Wow! After weeks without a winner, there were three winners in last night’s Powerball lottery. Congrats to the winners!
Powerball is a bad bet and an even worse investment. We can all run the math. The WSJ did a nice visual comparing the odds of winning Powerball to other odds. A one in 292 million chance of winning is inconsequential. [As an aside, a 1 in 112 chance of dying in a motor vehicle accident is scary and something we’ve got to improve.]
What was unusual about this Powerball drawing is that the NPV of an investment in a ticket was not far from break-even. There are a lot of practical and technical reasons that made it less than break-even, including the prospect of multiple winners, taxes and the reality that you would have had to buy $560 million in tickets. But even factoring in those considerations, it wasn’t that far off. That doesn’t mean that buying a ticket was a good investment.
Is Powerball a good Investment?
Conscious that the odds were horrible, I bought 10 Powerball tickets anyway; a $20.00 bet on a huge pot. I had some fun and educational conversation about the topic with my kids last night. I encouraged them to not only think about the NPV of the investment but also to look at the distribution of returns.
We considered the question:
Even if buying a Powerball ticket had a positive NPV, would it be a good investment?
In Powerball, for every ticket you buy, you have a 1 in 292 million chance of winning…. and a 291,999,999 in 292 million chance of losing. That is a 99.9999997% chance of losing! Powerball is the ultimate winner takes all scenario. With such high odds of losing, does it even matter if the NPV is positive?
Distribution of Returns Matters
Forget about whether or not the NPV is positive. With the return distribution so skewed -producing a staggering return for the winner and a loss for everyone else – Powerball may be a fun bet but it is a really, really bad investment.

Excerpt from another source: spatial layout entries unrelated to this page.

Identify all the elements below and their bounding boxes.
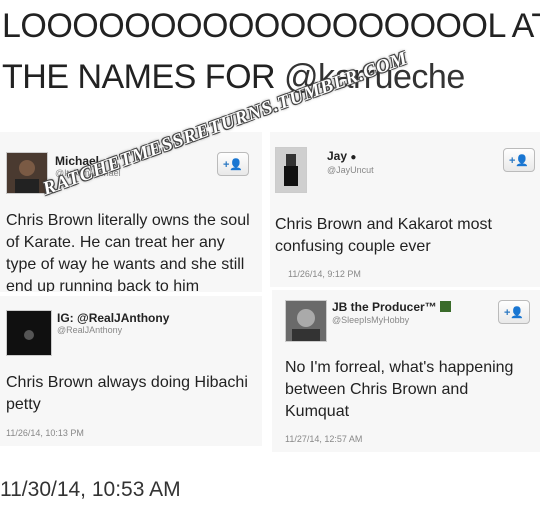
follow-button[interactable]: +👤: [498, 300, 530, 324]
tweet-line: Chris Brown literally owns the soul: [6, 212, 250, 229]
tweet-line: No I'm forreal, what's happening: [285, 359, 514, 376]
profile-photo-icon: [7, 153, 47, 193]
display-name[interactable]: IG: @RealJAnthony: [57, 311, 169, 325]
tweet-text: Chris Brown and Kakarot most confusing c…: [275, 214, 540, 258]
tweet-line: type of way he wants and she still: [6, 256, 245, 273]
tweet-timestamp[interactable]: 11/26/14, 9:12 PM: [288, 269, 361, 279]
tweet-line: Chris Brown always doing Hibachi: [6, 374, 248, 391]
tweet-card-jay: Jay ● @JayUncut +👤 Chris Brown and Kakar…: [270, 132, 540, 287]
tweet-card-realjanthony: IG: @RealJAnthony @RealJAnthony Chris Br…: [0, 296, 262, 446]
tweet-card-jb-the-producer: JB the Producer™ @SleepIsMyHobby +👤 No I…: [272, 290, 540, 452]
tweet-text: Chris Brown literally owns the soul of K…: [6, 210, 262, 292]
tweet-line: petty: [6, 396, 41, 413]
tweet-line: Chris Brown and Kakarot most: [275, 216, 492, 233]
user-handle[interactable]: @JayUncut: [327, 165, 374, 175]
follow-user-icon: +👤: [508, 154, 530, 167]
follow-user-icon: +👤: [503, 306, 525, 319]
apple-icon: ●: [350, 152, 357, 163]
tweet-line: between Chris Brown and: [285, 381, 469, 398]
tweet-text: No I'm forreal, what's happening between…: [285, 357, 540, 423]
badge-icon: [440, 301, 452, 312]
avatar[interactable]: [285, 300, 327, 342]
tweet-line: end up running back to him: [6, 278, 200, 292]
display-name[interactable]: Jay ●: [327, 149, 356, 163]
footer-timestamp: 11/30/14, 10:53 AM: [0, 478, 181, 501]
follow-button[interactable]: +👤: [503, 148, 535, 172]
tweet-timestamp[interactable]: 11/26/14, 10:13 PM: [6, 428, 84, 438]
tweet-text: Chris Brown always doing Hibachi petty: [6, 372, 262, 416]
follow-button[interactable]: +👤: [217, 152, 249, 176]
headline-text: THE NAMES FOR: [2, 58, 285, 96]
tweet-line: Kumquat: [285, 403, 350, 420]
tweet-timestamp[interactable]: 11/27/14, 12:57 AM: [285, 434, 362, 444]
display-name[interactable]: JB the Producer™: [332, 300, 452, 314]
tweet-line: of Karate. He can treat her any: [6, 234, 225, 251]
profile-photo-icon: [7, 311, 51, 355]
tweet-line: confusing couple ever: [275, 238, 431, 255]
avatar[interactable]: [6, 152, 48, 194]
profile-photo-icon: [286, 301, 326, 341]
profile-photo-icon: [276, 148, 306, 192]
user-handle[interactable]: @SleepIsMyHobby: [332, 315, 409, 325]
avatar[interactable]: [6, 310, 52, 356]
headline-line-1: LOOOOOOOOOOOOOOOOOOL AT: [2, 7, 540, 45]
user-handle[interactable]: @RealJAnthony: [57, 325, 122, 335]
follow-user-icon: +👤: [222, 158, 244, 171]
avatar[interactable]: [275, 147, 307, 193]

The distribution of returns is worth considering independent of the NPV of an investment. All else equal, I’d take a normal distribution curve over a distribution curve that is skewed with returns concentrated several deviations to the right of right of the mean. A normal distribution curve is indicative of investing. A skewed distribution curve is indicative of gambling.
Spending (note, not investing) 20 bucks on Powerball tickets was still fun and gave us an opportunity talk a little investment strategy at home. That alone was worth the $20, the entirety of which we lost. At least we can take the loss as a tax deduction!
A Footnote: If you care to compare the Powerball (an extreme example) to venture investing, here is a nice piece on the distributions of returns in venture capital. I’m not making the case that venture investing is gambling. However I do believe that investors need to be hyper-conscious of the distribution of returns. Entrepreneurs should be even more aware of this phenomenon.